Worries about the safety of vaccines helped spark a deadly outbreak in Samoa after two children died from an incorrectly-mixed vaccine in 2018, according to The Guardian. Anti-vaccination activist Robert F. Kennedy Jr. then visited the island in June, apparently fanning the flames of fear. In the past weeks, 62 deaths and more than 4,200 cases have been reported on the island, according to CNN, and the government shut down its offices Thursday and Friday so public employees could focus on a mass vaccination campaign.

Anti-vaccination messages have also led to an increase in measles cases in wealthier countries. In 2018, the U.S. recorded its highest number of cases in 25 years, and the European countries of Albania, Czechia, Greece and the UK lost their measles elimination status.

WHO’s immunization director Dr. Kate O’Brien told The Guardian that anti-vaccination messages were able to spread more easily now because of the internet.

“Anti-vaccine messages are not new,” she said. “But what is new is the tools with which and the opportunity for these messages even from a small fringe group of people to disseminate very widely and to portray themselves as if they are accurate pieces of information, which they are not.”

Measles is more contagious than either the flu or Ebola, according to Reuters. It can be fatal, or cause long-lasting complications like pneumonia, brain-damage, blindness or deafness. An October study found that it can also damage survivors’ immune memory, making them more vulnerable to other infectious diseases.

The world has made progress in battling measles since 2000, when there were 28,219,100 cases and 535,600 deaths, according to the WHO. However, measles cases have begun to climb since 2016, increasing 167 percent worldwide in the last two years, CNN reported.

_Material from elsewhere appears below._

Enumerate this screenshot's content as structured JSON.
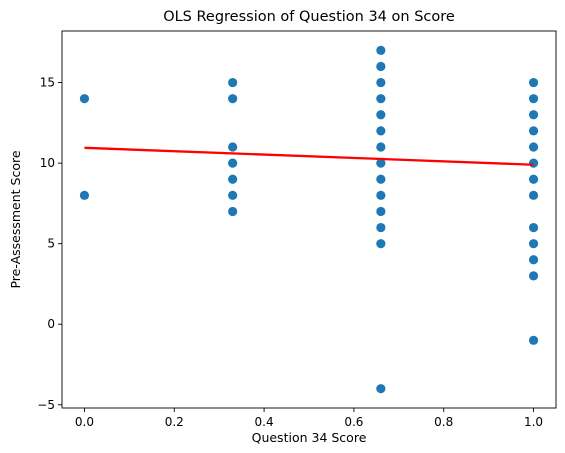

The trend does not look to be improving in 2019, according to WHO. As of November, there were three times the number of reported cases than had been documented by the same time last year.

“It is a tragedy that the world is seeing a rapid increase in cases and deaths from a disease that is easily preventable with a vaccine,” Dr. Seth Berkley, CEO of Gavi, the Vaccine Alliance, said in the press release.